Cherche ficelle de chasse

Samedi je suis allé aider à la fête du quartier. Je tenais le stand de la tombola express et, en brandissant le gros lot pour attirer les badauds, un taille-haie en fonctionnement, j’ai sectionné les ficelles qui retenaient 273 ballons. J’ai du les acheter, sans en avoir un seul. Compatissants, les responsables de la fête m’ont invité à m’occuper de la toilette des gamins, dimanche. En fait, la chaînette de la chasse murale était cassée et trop courte. J’étais là, comme la statue de la Liberté, la main en l’air sur le reste de chaînette. « Alors, gamin, t’as fini, pousse, non di djo, y en a qui attendent ». J’étais pressé, moi, parce que les responsables, compatissants, avaient installé un podomètre sur la chaînette - normalement, ça compte les pas quand on fait de la marche - et m’avaient promis un cent par coup de chasse. Alors, je tirais mon coup à tour de bras. J’ai triché, je disais prout prout et je tirais. Et hop, un cent. Prout prout, et hop, un cent. En une journée j’ai gagné 419 cents, soit 4 euros et une rawette, soit le prix de deux ballons.

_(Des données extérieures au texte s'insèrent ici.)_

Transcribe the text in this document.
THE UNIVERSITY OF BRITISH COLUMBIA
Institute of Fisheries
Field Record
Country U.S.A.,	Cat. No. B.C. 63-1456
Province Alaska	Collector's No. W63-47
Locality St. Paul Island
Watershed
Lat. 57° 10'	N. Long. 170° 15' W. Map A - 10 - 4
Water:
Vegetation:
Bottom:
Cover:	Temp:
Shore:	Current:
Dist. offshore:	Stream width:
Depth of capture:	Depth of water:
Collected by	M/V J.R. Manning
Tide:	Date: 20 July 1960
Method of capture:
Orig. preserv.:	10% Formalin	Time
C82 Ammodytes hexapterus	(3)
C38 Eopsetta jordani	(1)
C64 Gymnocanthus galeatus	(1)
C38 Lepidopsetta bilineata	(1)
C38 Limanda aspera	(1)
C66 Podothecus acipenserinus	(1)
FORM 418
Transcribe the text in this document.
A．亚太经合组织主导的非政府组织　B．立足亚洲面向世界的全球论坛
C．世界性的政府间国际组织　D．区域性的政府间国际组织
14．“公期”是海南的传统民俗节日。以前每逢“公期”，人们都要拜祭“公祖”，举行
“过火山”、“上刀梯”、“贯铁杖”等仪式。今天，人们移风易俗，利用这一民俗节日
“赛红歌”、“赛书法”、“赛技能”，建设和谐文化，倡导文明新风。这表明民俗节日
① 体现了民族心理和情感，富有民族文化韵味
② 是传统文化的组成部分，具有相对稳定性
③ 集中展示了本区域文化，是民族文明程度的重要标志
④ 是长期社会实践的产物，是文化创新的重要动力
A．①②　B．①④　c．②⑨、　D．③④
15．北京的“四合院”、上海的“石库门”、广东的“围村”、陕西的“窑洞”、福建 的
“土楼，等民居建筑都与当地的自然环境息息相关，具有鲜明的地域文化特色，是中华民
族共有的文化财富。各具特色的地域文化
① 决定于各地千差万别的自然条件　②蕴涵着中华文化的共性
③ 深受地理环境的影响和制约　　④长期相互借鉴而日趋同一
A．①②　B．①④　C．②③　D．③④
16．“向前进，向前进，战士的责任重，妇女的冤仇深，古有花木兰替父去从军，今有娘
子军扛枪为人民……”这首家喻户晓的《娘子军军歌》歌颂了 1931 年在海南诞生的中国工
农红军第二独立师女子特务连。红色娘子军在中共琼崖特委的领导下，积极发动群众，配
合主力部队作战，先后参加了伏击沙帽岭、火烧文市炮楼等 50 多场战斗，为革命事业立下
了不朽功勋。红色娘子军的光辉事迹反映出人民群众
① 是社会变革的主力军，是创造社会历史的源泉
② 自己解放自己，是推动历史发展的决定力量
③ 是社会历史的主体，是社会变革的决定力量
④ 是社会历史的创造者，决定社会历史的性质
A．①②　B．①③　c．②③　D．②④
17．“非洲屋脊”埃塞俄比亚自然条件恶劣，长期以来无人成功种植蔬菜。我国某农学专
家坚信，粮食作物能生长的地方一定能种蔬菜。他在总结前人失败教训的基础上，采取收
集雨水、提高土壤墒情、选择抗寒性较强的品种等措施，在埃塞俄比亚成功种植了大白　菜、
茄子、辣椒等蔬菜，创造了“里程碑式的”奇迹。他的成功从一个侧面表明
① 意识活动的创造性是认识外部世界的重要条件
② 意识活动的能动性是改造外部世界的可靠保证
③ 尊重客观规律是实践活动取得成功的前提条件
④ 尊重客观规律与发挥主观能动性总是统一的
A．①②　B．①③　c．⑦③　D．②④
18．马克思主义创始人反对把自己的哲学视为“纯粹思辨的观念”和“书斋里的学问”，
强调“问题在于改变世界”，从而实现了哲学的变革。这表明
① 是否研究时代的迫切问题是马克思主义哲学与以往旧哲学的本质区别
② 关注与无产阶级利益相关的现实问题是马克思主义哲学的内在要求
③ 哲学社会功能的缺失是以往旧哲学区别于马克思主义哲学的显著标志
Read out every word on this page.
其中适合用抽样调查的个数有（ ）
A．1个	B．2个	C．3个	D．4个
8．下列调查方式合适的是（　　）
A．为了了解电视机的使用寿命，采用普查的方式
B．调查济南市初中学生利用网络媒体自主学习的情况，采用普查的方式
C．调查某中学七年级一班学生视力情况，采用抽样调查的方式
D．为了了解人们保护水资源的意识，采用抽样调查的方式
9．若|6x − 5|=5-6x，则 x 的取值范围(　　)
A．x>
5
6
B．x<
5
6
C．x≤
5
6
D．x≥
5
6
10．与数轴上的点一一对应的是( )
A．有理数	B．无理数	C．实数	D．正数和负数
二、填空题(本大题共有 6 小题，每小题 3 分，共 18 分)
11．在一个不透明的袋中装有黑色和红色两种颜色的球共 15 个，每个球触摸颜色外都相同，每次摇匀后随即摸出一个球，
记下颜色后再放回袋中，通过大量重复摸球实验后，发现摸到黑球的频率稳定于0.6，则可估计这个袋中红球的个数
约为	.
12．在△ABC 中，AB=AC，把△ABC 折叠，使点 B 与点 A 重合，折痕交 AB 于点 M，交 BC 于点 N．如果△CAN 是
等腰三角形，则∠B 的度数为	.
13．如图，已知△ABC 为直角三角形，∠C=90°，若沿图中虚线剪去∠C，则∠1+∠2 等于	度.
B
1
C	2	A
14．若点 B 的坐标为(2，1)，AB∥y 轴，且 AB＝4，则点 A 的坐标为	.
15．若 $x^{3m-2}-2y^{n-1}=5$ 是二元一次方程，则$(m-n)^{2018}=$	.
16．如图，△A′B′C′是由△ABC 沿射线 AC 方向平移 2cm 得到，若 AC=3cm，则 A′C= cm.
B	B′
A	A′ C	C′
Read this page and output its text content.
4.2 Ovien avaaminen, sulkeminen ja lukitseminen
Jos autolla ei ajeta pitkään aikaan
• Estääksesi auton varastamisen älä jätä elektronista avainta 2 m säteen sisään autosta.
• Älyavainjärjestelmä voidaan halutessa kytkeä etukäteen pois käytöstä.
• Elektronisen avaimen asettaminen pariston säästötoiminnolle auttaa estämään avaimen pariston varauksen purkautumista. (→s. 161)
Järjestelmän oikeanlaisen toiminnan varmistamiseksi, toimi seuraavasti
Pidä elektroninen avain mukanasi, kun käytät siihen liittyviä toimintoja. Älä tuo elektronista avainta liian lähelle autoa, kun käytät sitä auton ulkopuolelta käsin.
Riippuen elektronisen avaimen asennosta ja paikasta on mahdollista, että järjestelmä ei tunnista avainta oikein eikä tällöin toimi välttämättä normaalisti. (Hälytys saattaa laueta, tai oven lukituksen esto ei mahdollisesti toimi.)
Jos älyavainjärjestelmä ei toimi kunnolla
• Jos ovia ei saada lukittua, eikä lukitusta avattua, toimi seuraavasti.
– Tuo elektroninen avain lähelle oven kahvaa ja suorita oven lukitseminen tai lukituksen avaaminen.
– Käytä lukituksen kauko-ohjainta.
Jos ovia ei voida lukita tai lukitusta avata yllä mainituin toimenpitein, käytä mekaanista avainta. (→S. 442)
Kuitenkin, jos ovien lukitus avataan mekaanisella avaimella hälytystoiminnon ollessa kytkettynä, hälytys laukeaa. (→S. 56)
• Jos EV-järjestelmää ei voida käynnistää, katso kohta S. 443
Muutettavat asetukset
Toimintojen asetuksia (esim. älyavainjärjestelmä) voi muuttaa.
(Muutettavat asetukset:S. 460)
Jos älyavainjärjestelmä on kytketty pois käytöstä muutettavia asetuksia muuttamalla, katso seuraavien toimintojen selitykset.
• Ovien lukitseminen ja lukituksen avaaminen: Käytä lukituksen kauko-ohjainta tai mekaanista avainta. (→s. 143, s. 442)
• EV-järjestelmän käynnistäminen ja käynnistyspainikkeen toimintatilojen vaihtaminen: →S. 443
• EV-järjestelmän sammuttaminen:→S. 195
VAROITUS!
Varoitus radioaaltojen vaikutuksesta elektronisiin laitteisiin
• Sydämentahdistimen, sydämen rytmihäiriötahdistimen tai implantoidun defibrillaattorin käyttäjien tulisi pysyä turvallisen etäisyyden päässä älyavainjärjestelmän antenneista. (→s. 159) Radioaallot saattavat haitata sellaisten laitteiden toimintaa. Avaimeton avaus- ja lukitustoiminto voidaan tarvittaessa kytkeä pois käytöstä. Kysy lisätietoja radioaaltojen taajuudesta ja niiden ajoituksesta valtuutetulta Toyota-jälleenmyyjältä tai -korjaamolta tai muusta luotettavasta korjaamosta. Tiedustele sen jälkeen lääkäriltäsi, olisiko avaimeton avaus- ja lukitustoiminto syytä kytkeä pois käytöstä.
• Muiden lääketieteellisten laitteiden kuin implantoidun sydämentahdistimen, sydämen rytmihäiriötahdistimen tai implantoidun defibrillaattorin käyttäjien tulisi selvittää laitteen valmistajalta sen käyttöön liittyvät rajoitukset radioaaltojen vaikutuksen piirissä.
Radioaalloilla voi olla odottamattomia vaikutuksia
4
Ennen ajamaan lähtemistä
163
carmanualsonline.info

Mon banquier conseiller fiscaliste m’a dit que ce n’était pas rentable. Ah bon ! J’arrête, je cherche une ficelle pour mettre à la chasse.

 

11/08/2006

Cherche tongs de pluie

Depuis une semaine il pleut tous les jours. Pfwitt pchuu, pfwitt pchuu, pfwitt pchuu, c'est le bruit des tongs mouillés quand je marche. Ils sont en mousse, ces trucs. Comble de malchance, au supermarché, pour un euro, j'ai eu un caddy qui avait fait la guerre de Corée : tchikitchic trrrrr, tchikitchik trrrrr, tchikitchic trrrrr. Quand elles sont vieilles, les roues pétent. Maman, au secours, les belles ménagères qui n'avaient d'yeux que pour les roupettes et les tongs ! Moi, imperturbable quoique un peu coincé : "Pfwitt tchikitchic, pchuu trrr, pfwitt tchikitchik, pchuu trrrrr". Je suis allé au rayon jouets et j'ai acheté un mirliton : squwirlzzzz et un nez rouge, puis j'ai rempli le caddy avec les 218 boîtes de raviolis que j'ai trouvé. "Ménagers, ménagères, étagers, étagères, profitez des 3 pour 2 sur les raviolis, pfwitt tchikitchic pchuu trrrrr squwirlzzzz, pfwitt tchikitchic, sqwirlzzzz". Embouteillage aux caisses : "mais non, médème, les raviolis ne sont pas en promotion". "Mais votre directeur, qui fait le con avec son nez rouge nous a dit que oui". "Appel surintendante, problééééme quéééésse huit, le dirlo aurait encore son nez rouge, il aurait mis les raviolis à 3 pour 2". "Ici, l'acceuil, appel spécial caisse huit, gardez 12 boîtes de raviolis, je fait un barbecue ce week end". Moi, trépignant depuis 20 minutes : pfwitt pchuu pfwitt pchuu. "Cher client, avez-vous votre carte de fidélité". Moi : "On a des points pour ça ? Je suis fidèle, madame, ça fait trente ans que je vais chez le même garagiste". Pfwitt pchuu pfwitt pchuu, ça m'énerve, mais ça m'énerve les files aux caisses, je trépigne, pfwitt pchuu. Je cherche des tongs pour temps de pluie. Pas en mousse.

07/08/2006

Cherche un bout de courroie

J'ai pété une courroie, celle qui servait de ceinture à mon bermuda. La rupture a eu lieu en pleine rue, alors que j'avais à chaque bras un sac rempli de douze boîtes de raviolis. A cause de la promotion. Plus j'avançais et plus le bermuda descendait, jusqu'à arriver sur mes tongs. J'essayais de rallier l'appartement, en prenant mon courage à deux mains, en plus des sacs. J'ai terminé les 300 derniers mètres en une heure vingt. Des gens serviables m'encourageaient : "Vous voulez que je vous la tienne". "Non, non, j'ai un slip". Mais je n'ai pas à vous raconter, je cherche une petite courroie. Pour mon bermuda. Merci.

04/08/2006

Cherche deux petits parapluies

J'ai passé toutes mes vacances avec des tongs. Le tong, c'est le string des pieds. Au début, ça fait un peu sado-maso à la japonaise. Poupouce s'écarte de la meute. Poupouce, c'est comme ça que j'appelle mon gros orteil. J'ai beau lui chanter "Viens, Poupouce, viens Poupouce, viens" il s'écarte, à cause du string. Aujourd'hui j'ai repris le boulot. En tongs. Plus moyen de faire rentrer mes cinq petites saucisses dans le soulier. Poupouce reste dehors. J'ai des pieds de palmipède. Je ne veux pas attraper la grippe aviaire et, comme il pleut, je cherche deux petits parapluies pour tongs.